Tesla Driverless Cars Fail to Get on the Road

The California Department of Motor Vehicles has released its annual report on autonomous vehicle technology, and Tesla Inc (Nasdaq: TSLA) is nowhere to be found. According to the report, General Motors Co. (GM) and Alphabet (GOOGGOOGL) AVs logged nearly half a million miles on California public roads in 2017, while Tesla AVs failed log a single mile.

Alphabet subsidiary Waymo appears to be leading the AV race in terms of driving miles and valuable data collection. California reported that Waymo vehicles traveled 352,545 miles on California roads last year and have now accumulated nearly 1 million total miles in the past two years. The DMV reported only 63 instances in which Waymo’s human drivers needed to disengage autonomous control in 2017.

GM vehicles traveled a total of 131,676 miles on California roads this year after traveling less than 10,000 total miles in 2016. General Motors reported a total of 105 disengagements and 22 accidents on the year.
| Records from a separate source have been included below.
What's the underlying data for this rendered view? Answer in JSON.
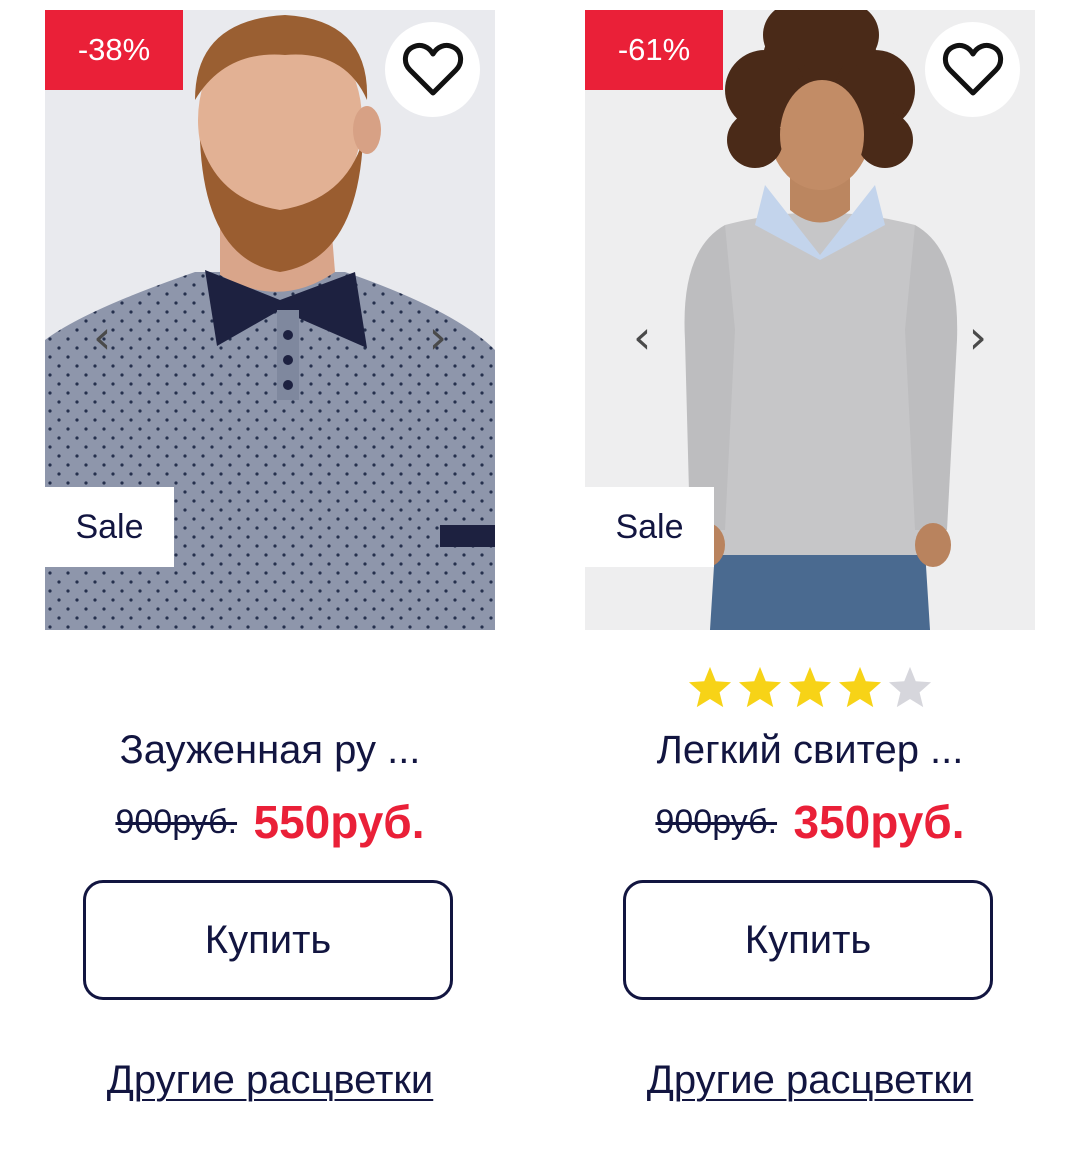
{
  "colors": {
    "accent_red": "#ea2038",
    "navy": "#121540",
    "star_filled": "#f7d317",
    "star_empty": "#d6d6dc"
  },
  "icons": {
    "favorite": "heart-outline-icon",
    "prev": "chevron-left-icon",
    "next": "chevron-right-icon",
    "rating": "star-icon"
  },
  "products": [
    {
      "discount": "-38%",
      "sale_label": "Sale",
      "prev_arrow": "‹",
      "next_arrow": "›",
      "rating": null,
      "title": "Зауженная ру ...",
      "old_price": "900руб.",
      "new_price": "550руб.",
      "buy_label": "Купить",
      "colors_link": "Другие расцветки"
    },
    {
      "discount": "-61%",
      "sale_label": "Sale",
      "prev_arrow": "‹",
      "next_arrow": "›",
      "rating": {
        "value": 4,
        "max": 5
      },
      "title": "Легкий свитер ...",
      "old_price": "900руб.",
      "new_price": "350руб.",
      "buy_label": "Купить",
      "colors_link": "Другие расцветки"
    }
  ]
}
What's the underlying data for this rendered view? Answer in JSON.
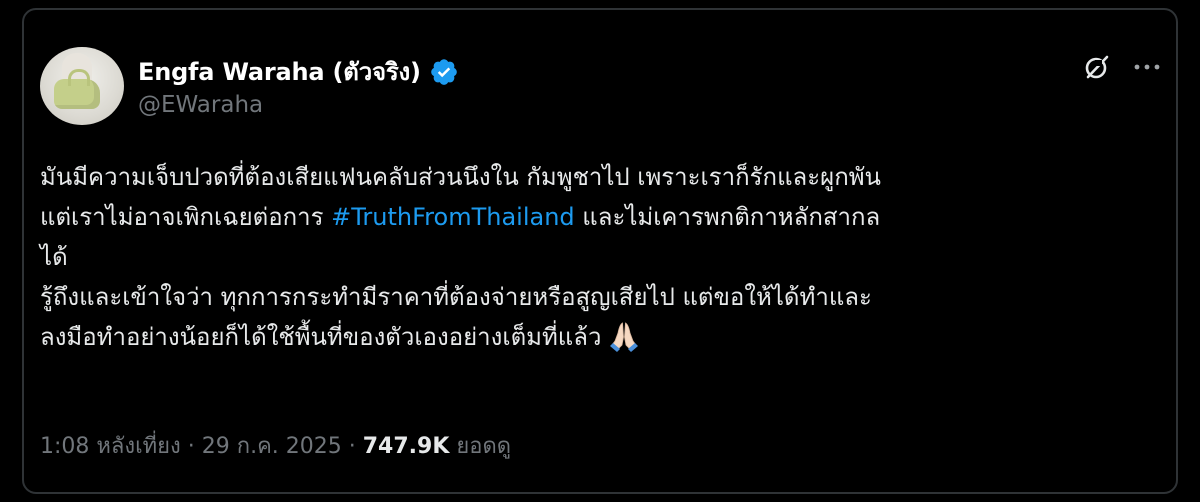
{
  "tweet": {
    "author": {
      "display_name": "Engfa Waraha (ตัวจริง)",
      "handle": "@EWaraha",
      "verified": true,
      "verified_icon": "verified-badge-icon",
      "avatar_icon": "avatar"
    },
    "actions": {
      "grok_icon": "grok-icon",
      "more_icon": "more-options-icon"
    },
    "text": {
      "line1": "มันมีความเจ็บปวดที่ต้องเสียแฟนคลับส่วนนึงใน กัมพูชาไป เพราะเราก็รักและผูกพัน",
      "line2_before": "แต่เราไม่อาจเพิกเฉยต่อการ ",
      "hashtag": "#TruthFromThailand",
      "line2_after": " และไม่เคารพกติกาหลักสากล",
      "line3": "ได้",
      "line4": "รู้ถึงและเข้าใจว่า ทุกการกระทำมีราคาที่ต้องจ่ายหรือสูญเสียไป  แต่ขอให้ได้ทำและ",
      "line5": "ลงมือทำอย่างน้อยก็ได้ใช้พื้นที่ของตัวเองอย่างเต็มที่แล้ว",
      "emoji": "folded-hands-icon"
    },
    "meta": {
      "time": "1:08 หลังเที่ยง",
      "separator": " · ",
      "date": "29 ก.ค. 2025",
      "views_count": "747.9K",
      "views_label": "ยอดดู"
    }
  },
  "colors": {
    "background": "#000000",
    "text_primary": "#e7e9ea",
    "text_secondary": "#71767b",
    "link": "#1d9bf0",
    "verified": "#1d9bf0",
    "border": "#2f3336"
  }
}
Conspicuous by its absence among the top AV companies was Tesla, which logged zero autonomous miles on California public roads in 2017. The company says it is performing off-road simulations, testing AVs in locations outside of California and collecting data from customer-owned vehicles that are not fully autonomous.

Meanwhile, Tesla CEO Elon Musk made headlines this week after his tunnel drilling company The Boring Company sold $10 million in flamethrowers in four days.

Earlier this month, Navigant Research listed Tesla last among 19 auto companies developing AV technology. Not surprisingly, Navigant named GM and Waymo as the current leaders of the AV technology race.

“The autopilot system on current products has stagnated and, in many respects, regressed since it was first launched in late 2015,” Navigant says of Tesla’s technology. “More than one year after launching V2, Autopilot still lacks some of the functionality of the original, and there are many anecdotal reports from owners of unpredictable behavior.”

Tesla’s previous version of Autopilot was powered by technology from Intel Corp. (INTC) subsidiary Mobileye, but Tesla cut ties with Mobileye in 2016.

Other auto experts also say Tesla’s Autopilot technology has taken a step backward. In September, Bernstein analyst Max Warburton said the new Autopilot 2.0 has less functionality than the original Mobileye version had.